We are so fortunate to have one of the endocrinologist from University of Colorado Hospital, who is able to attend the meetings every few months discussing different issues and that has been so helpful to me. I know that it is a bit of a distance but it is only one day per month and I have been fortunate to schedule appointments around the same day and so it works out for me. I know many people wonder why I would travel that far just to attend a meeting, but for me it is well worth it, because I really needed that local support system to have people who can relate to what I am experiencing and to know that I am not alone in this!
I have also been online to some other support sites as well and have been able to tell others about the wonderful doctors at UCH. Such sites as Inspire, Light of Light Foundation Facebook group, and others as well and have learned so much from everyone there. It has been so wonderful to have a community of people whom you have never met, but yet they understand exactly what you are going through. Many of these individuals have been such a positive light of insight and inspiration for me. I have had to learn a lot about this disease on my own, because doctors simply don’t have the time to tell you everything. These support groups have been such great facilitators in helping others to know what is a normal thing or not and things to be asking your doctors. We inspire one another to keep up the fight and to not let cancer win!

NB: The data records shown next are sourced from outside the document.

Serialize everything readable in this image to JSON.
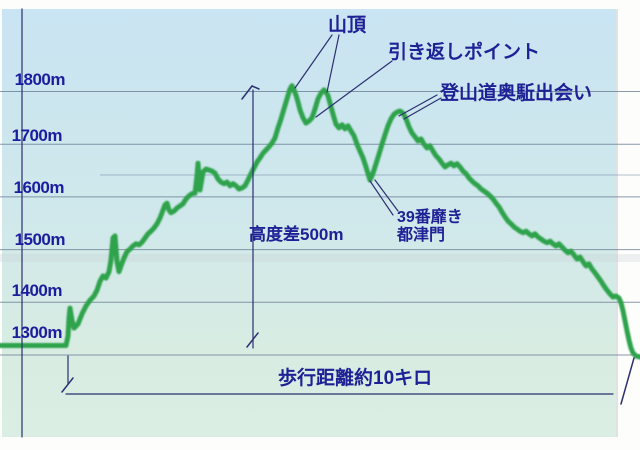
{
  "chart_data": {
    "type": "line",
    "title": "",
    "description_visible_text_only": true,
    "y_unit": "m",
    "y_ticks": [
      "1800m",
      "1700m",
      "1600m",
      "1500m",
      "1400m",
      "1300m"
    ],
    "grid_elevations": [
      1800,
      1700,
      1600,
      1500,
      1400,
      1300
    ],
    "y_range": [
      1250,
      1880
    ],
    "annotations": {
      "summit": "山頂",
      "turnaround": "引き返しポイント",
      "okugake_junction": "登山道奥駈出会い",
      "nabiki39": "39番靡き",
      "tsutsumon": "都津門",
      "elev_diff": "高度差500m",
      "distance": "歩行距離約10キロ"
    },
    "key_values": {
      "elevation_difference_m": 500,
      "walking_distance_km": 10,
      "summit_elevation_m": 1810,
      "start_elevation_m": 1318
    },
    "colors": {
      "curve": "#2da34c",
      "annotation_text": "#1e2196",
      "tick_text": "#1b1d9e",
      "gridline": "#6d7f95",
      "measure_line": "#2b3070",
      "bg_top": "#c9e4f2",
      "bg_bottom": "#dbeee4"
    },
    "elevation_profile": [
      [
        0,
        1318
      ],
      [
        66,
        1318
      ],
      [
        68,
        1336
      ],
      [
        69,
        1370
      ],
      [
        70,
        1389
      ],
      [
        72,
        1366
      ],
      [
        74,
        1351
      ],
      [
        78,
        1359
      ],
      [
        82,
        1378
      ],
      [
        86,
        1393
      ],
      [
        90,
        1404
      ],
      [
        94,
        1412
      ],
      [
        97,
        1423
      ],
      [
        100,
        1440
      ],
      [
        103,
        1450
      ],
      [
        106,
        1446
      ],
      [
        109,
        1458
      ],
      [
        111,
        1480
      ],
      [
        113,
        1522
      ],
      [
        115,
        1526
      ],
      [
        117,
        1477
      ],
      [
        119,
        1458
      ],
      [
        121,
        1469
      ],
      [
        124,
        1484
      ],
      [
        127,
        1496
      ],
      [
        130,
        1501
      ],
      [
        133,
        1507
      ],
      [
        136,
        1511
      ],
      [
        139,
        1509
      ],
      [
        142,
        1514
      ],
      [
        145,
        1522
      ],
      [
        148,
        1530
      ],
      [
        151,
        1535
      ],
      [
        154,
        1541
      ],
      [
        157,
        1549
      ],
      [
        160,
        1560
      ],
      [
        163,
        1575
      ],
      [
        165,
        1585
      ],
      [
        167,
        1588
      ],
      [
        169,
        1575
      ],
      [
        171,
        1570
      ],
      [
        174,
        1573
      ],
      [
        177,
        1579
      ],
      [
        180,
        1583
      ],
      [
        183,
        1587
      ],
      [
        186,
        1596
      ],
      [
        189,
        1602
      ],
      [
        192,
        1606
      ],
      [
        195,
        1607
      ],
      [
        197,
        1640
      ],
      [
        198,
        1664
      ],
      [
        199,
        1640
      ],
      [
        200,
        1613
      ],
      [
        203,
        1647
      ],
      [
        206,
        1653
      ],
      [
        209,
        1651
      ],
      [
        212,
        1649
      ],
      [
        215,
        1645
      ],
      [
        218,
        1634
      ],
      [
        221,
        1628
      ],
      [
        224,
        1625
      ],
      [
        227,
        1628
      ],
      [
        230,
        1621
      ],
      [
        233,
        1625
      ],
      [
        236,
        1621
      ],
      [
        239,
        1615
      ],
      [
        242,
        1617
      ],
      [
        245,
        1621
      ],
      [
        248,
        1632
      ],
      [
        251,
        1644
      ],
      [
        254,
        1655
      ],
      [
        257,
        1666
      ],
      [
        260,
        1674
      ],
      [
        263,
        1683
      ],
      [
        266,
        1689
      ],
      [
        269,
        1695
      ],
      [
        272,
        1702
      ],
      [
        275,
        1712
      ],
      [
        278,
        1731
      ],
      [
        281,
        1748
      ],
      [
        284,
        1767
      ],
      [
        287,
        1786
      ],
      [
        290,
        1805
      ],
      [
        292,
        1811
      ],
      [
        294,
        1803
      ],
      [
        296,
        1793
      ],
      [
        298,
        1780
      ],
      [
        300,
        1765
      ],
      [
        303,
        1750
      ],
      [
        306,
        1740
      ],
      [
        309,
        1744
      ],
      [
        312,
        1750
      ],
      [
        315,
        1767
      ],
      [
        318,
        1786
      ],
      [
        321,
        1797
      ],
      [
        324,
        1803
      ],
      [
        326,
        1799
      ],
      [
        328,
        1792
      ],
      [
        330,
        1778
      ],
      [
        333,
        1757
      ],
      [
        336,
        1738
      ],
      [
        339,
        1731
      ],
      [
        342,
        1737
      ],
      [
        345,
        1729
      ],
      [
        348,
        1735
      ],
      [
        351,
        1725
      ],
      [
        354,
        1716
      ],
      [
        357,
        1700
      ],
      [
        360,
        1687
      ],
      [
        363,
        1674
      ],
      [
        366,
        1657
      ],
      [
        368,
        1644
      ],
      [
        370,
        1632
      ],
      [
        373,
        1645
      ],
      [
        376,
        1663
      ],
      [
        379,
        1681
      ],
      [
        382,
        1700
      ],
      [
        385,
        1718
      ],
      [
        388,
        1735
      ],
      [
        391,
        1748
      ],
      [
        394,
        1757
      ],
      [
        397,
        1761
      ],
      [
        400,
        1763
      ],
      [
        403,
        1759
      ],
      [
        406,
        1748
      ],
      [
        409,
        1733
      ],
      [
        412,
        1721
      ],
      [
        415,
        1714
      ],
      [
        418,
        1706
      ],
      [
        421,
        1710
      ],
      [
        424,
        1700
      ],
      [
        427,
        1693
      ],
      [
        430,
        1697
      ],
      [
        433,
        1687
      ],
      [
        436,
        1678
      ],
      [
        439,
        1672
      ],
      [
        442,
        1664
      ],
      [
        445,
        1657
      ],
      [
        448,
        1661
      ],
      [
        451,
        1664
      ],
      [
        454,
        1659
      ],
      [
        457,
        1663
      ],
      [
        460,
        1657
      ],
      [
        463,
        1649
      ],
      [
        466,
        1644
      ],
      [
        469,
        1636
      ],
      [
        472,
        1630
      ],
      [
        475,
        1625
      ],
      [
        478,
        1621
      ],
      [
        481,
        1615
      ],
      [
        484,
        1611
      ],
      [
        487,
        1607
      ],
      [
        490,
        1602
      ],
      [
        493,
        1596
      ],
      [
        496,
        1588
      ],
      [
        499,
        1581
      ],
      [
        502,
        1571
      ],
      [
        505,
        1562
      ],
      [
        508,
        1554
      ],
      [
        511,
        1549
      ],
      [
        514,
        1543
      ],
      [
        517,
        1539
      ],
      [
        520,
        1535
      ],
      [
        523,
        1532
      ],
      [
        526,
        1535
      ],
      [
        529,
        1530
      ],
      [
        532,
        1526
      ],
      [
        535,
        1530
      ],
      [
        538,
        1524
      ],
      [
        541,
        1520
      ],
      [
        544,
        1516
      ],
      [
        547,
        1513
      ],
      [
        550,
        1516
      ],
      [
        553,
        1511
      ],
      [
        556,
        1507
      ],
      [
        559,
        1511
      ],
      [
        562,
        1505
      ],
      [
        565,
        1499
      ],
      [
        568,
        1494
      ],
      [
        571,
        1497
      ],
      [
        574,
        1490
      ],
      [
        577,
        1482
      ],
      [
        580,
        1486
      ],
      [
        583,
        1477
      ],
      [
        586,
        1469
      ],
      [
        589,
        1473
      ],
      [
        592,
        1463
      ],
      [
        595,
        1456
      ],
      [
        598,
        1448
      ],
      [
        601,
        1440
      ],
      [
        604,
        1431
      ],
      [
        607,
        1423
      ],
      [
        610,
        1416
      ],
      [
        613,
        1410
      ],
      [
        616,
        1412
      ],
      [
        619,
        1408
      ],
      [
        621,
        1399
      ],
      [
        623,
        1384
      ],
      [
        625,
        1365
      ],
      [
        627,
        1346
      ],
      [
        629,
        1328
      ],
      [
        631,
        1313
      ],
      [
        633,
        1304
      ],
      [
        636,
        1298
      ],
      [
        640,
        1296
      ]
    ],
    "lines": [
      {
        "kind": "axis-vertical",
        "pts": [
          22,
          9,
          22,
          437
        ]
      },
      {
        "kind": "elev-diff-vertical",
        "pts": [
          253,
          90,
          253,
          348
        ]
      },
      {
        "kind": "elev-diff-tick-top-a",
        "pts": [
          242,
          99,
          252,
          86
        ]
      },
      {
        "kind": "elev-diff-tick-top-b",
        "pts": [
          252,
          86,
          259,
          89
        ]
      },
      {
        "kind": "elev-diff-tick-bottom",
        "pts": [
          247,
          347,
          258,
          333
        ]
      },
      {
        "kind": "distance-line",
        "pts": [
          66,
          394,
          613,
          394
        ]
      },
      {
        "kind": "distance-riser-left",
        "pts": [
          68,
          356,
          68,
          384
        ]
      },
      {
        "kind": "distance-slash-left",
        "pts": [
          62,
          392,
          73,
          378
        ]
      },
      {
        "kind": "distance-slash-right",
        "pts": [
          621,
          404,
          634,
          358
        ]
      },
      {
        "kind": "pointer-summit-1",
        "pts": [
          332,
          35,
          295,
          88
        ]
      },
      {
        "kind": "pointer-summit-2",
        "pts": [
          339,
          35,
          327,
          92
        ]
      },
      {
        "kind": "pointer-turnaround",
        "pts": [
          392,
          61,
          316,
          117
        ]
      },
      {
        "kind": "pointer-okugake-1",
        "pts": [
          399,
          116,
          437,
          95
        ]
      },
      {
        "kind": "pointer-okugake-2",
        "pts": [
          404,
          119,
          441,
          98
        ]
      },
      {
        "kind": "pointer-nabiki-1",
        "pts": [
          370,
          181,
          393,
          215
        ]
      },
      {
        "kind": "pointer-nabiki-2",
        "pts": [
          375,
          180,
          398,
          211
        ]
      }
    ]
  }
}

We have lost many members to this awful cancer and yet through all their challenges and trials they continue to be such a positive influence pushing us to keep moving forward and their circumstances never weighs them down. Some of these warriors have literally been to hell and back with all that this cancer has put them through draining them physically and emotionally. Nevertheless, even in their last moments they continue to provide support and hope for others and it is my hope that I can be a light and inspiration like that for others. These support groups have been such a lifeline for me. I feel so privileged to be a part of these groups and appreciate each and every member, because we are uniquely bonded by similar circumstances; support groups are such an important component in dealing with cancer.